We remember the women in our families by the food they’ve cooked for us. Mani's paneer bhurji, Kinu Ma's fish fry, Pishi dida's pulao, the kheer my mother makes on birthdays. My cousins and I call our grand-aunt “Roti amma” because our earliest fond memories of her are of the fluffy rotis she fed us, with sugar drizzled on top. I now find it hard to remember the sound of my grandma’s voice, but I remember relishing everything she cooked for me. I knew little about my great-grandma but my family made sure I knew she made aam murabba as no one else could. And so, we memorialise the women in our lives by going back to the food they sustained us with, the recipes they passed down to their daughters and nieces, and the phantom scents of their Sunday breakfasts polished off ages ago.

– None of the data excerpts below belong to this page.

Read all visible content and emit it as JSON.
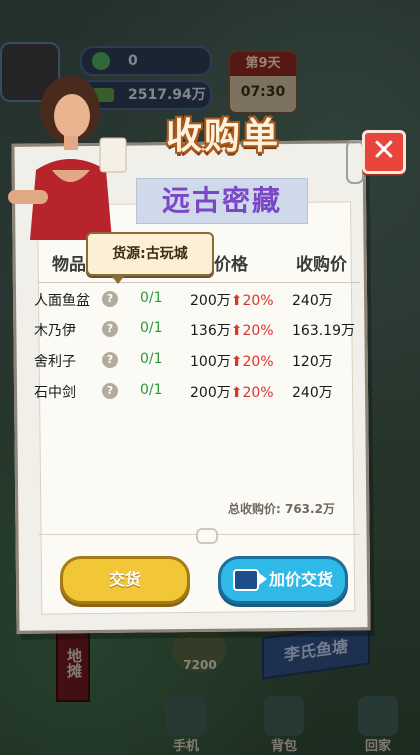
{
  "hud": {
    "gems": "0",
    "money": "2517.94万",
    "day": "第9天",
    "time": "07:30"
  },
  "modal": {
    "title": "收购单",
    "subtitle": "远古密藏",
    "close_icon": "close-x-icon",
    "tooltip": "货源:古玩城",
    "headers": {
      "item": "物品",
      "price": "价格",
      "buy_price": "收购价"
    },
    "rows": [
      {
        "name": "人面鱼盆",
        "count": "0/1",
        "price": "200万",
        "pct": "20%",
        "buy": "240万"
      },
      {
        "name": "木乃伊",
        "count": "0/1",
        "price": "136万",
        "pct": "20%",
        "buy": "163.19万"
      },
      {
        "name": "舍利子",
        "count": "0/1",
        "price": "100万",
        "pct": "20%",
        "buy": "120万"
      },
      {
        "name": "石中剑",
        "count": "0/1",
        "price": "200万",
        "pct": "20%",
        "buy": "240万"
      }
    ],
    "total": "总收购价: 763.2万",
    "deliver_label": "交货",
    "raise_label": "加价交货"
  },
  "background": {
    "market_sign": "地摊",
    "fish_sign": "李氏鱼塘",
    "cash_count": "7200",
    "nav": {
      "phone": "手机",
      "bag": "背包",
      "home": "回家"
    }
  },
  "colors": {
    "title_stroke": "#a85a1e",
    "subtitle": "#7a47c9",
    "count_green": "#2c9a3d",
    "up_red": "#e0322b",
    "deliver_yellow": "#f1c737",
    "raise_blue": "#30b9e6",
    "close_red": "#e8463b"
  }
}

So much love goes into all of this, and the joy of feeding loved ones is no doubt a real and wonderful feeling. But I can't help but wonder what the lives of these women would have been like had they not spent so much of it in the kitchen. What about the days when my mother would have liked to stay in bed a little longer but she couldn't because otherwise I'd go to school hungry? What about the days when my grandmother would've preferred to devour an entire book but she couldn't because she had to make breakfast, lunch, tea, and dinner for a family of five? Would she have written more than just the letters to my mother if the only room of her own wasn’t the kitchen?